Так шли минуты, и так шли часы, пока лодки относило ветром и крутило среди волн. Было темно, когда из последних сил добрались до острова и ткнулись носами лодок в песчаный берег. Все были целы — десятки молодых жизней. Усталые, промокшие, молчаливо выходили из лодок и скорее отбегали от страшной воды. В этот момент взошла луна.

И вот перед толпой испуганной и присмиревшей молодежи встал профессор, обнажил голову, осветив луной огромный свой лоб, и сказал строго и убедительно:

— Все на колени!

Опустился первым впереди — и за ним опустились все. И он стал за всех громко молиться.

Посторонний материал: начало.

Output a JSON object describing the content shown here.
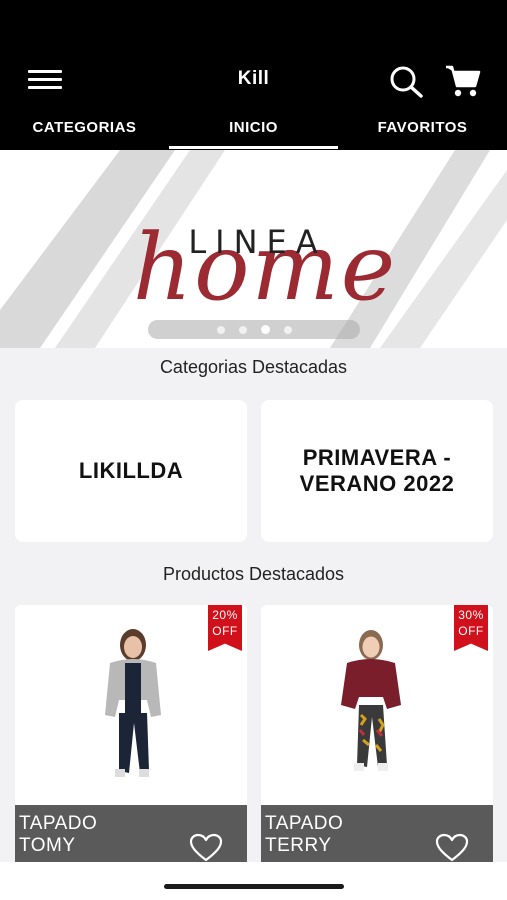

Молился словами благодарности за спасенье, — Богу ли, року ли, словами своими, такой же музыкальной импровизацией слов, какая лилась из-под пальцев его у рояля. Молился долго, поднимая руки к небу и к взошедшей луне, улетев мыслью в звездные миры, с глазами полными счастливых слез и с сердцем, полным детской веры. А за ним — все эти молодые скептики, студенты, шаловливые девушки. Были минуты странного экстаза, сознания совершившегося чуда, которое вымолил у неба и озерных чудовищ вот этот странный человек, профессор геологии, для них уже старик, но влюбленный в жизнь и знающий что то такое, чего они еще не знали, но силу чего чувствовали на себе.

Потом они окружили его молчаливой толпой и смотрели на него, как на святого, проведшего их по волнам невредимыми, сохранившими такое дорогое сокровище, как жизнь, еще почти не начатая.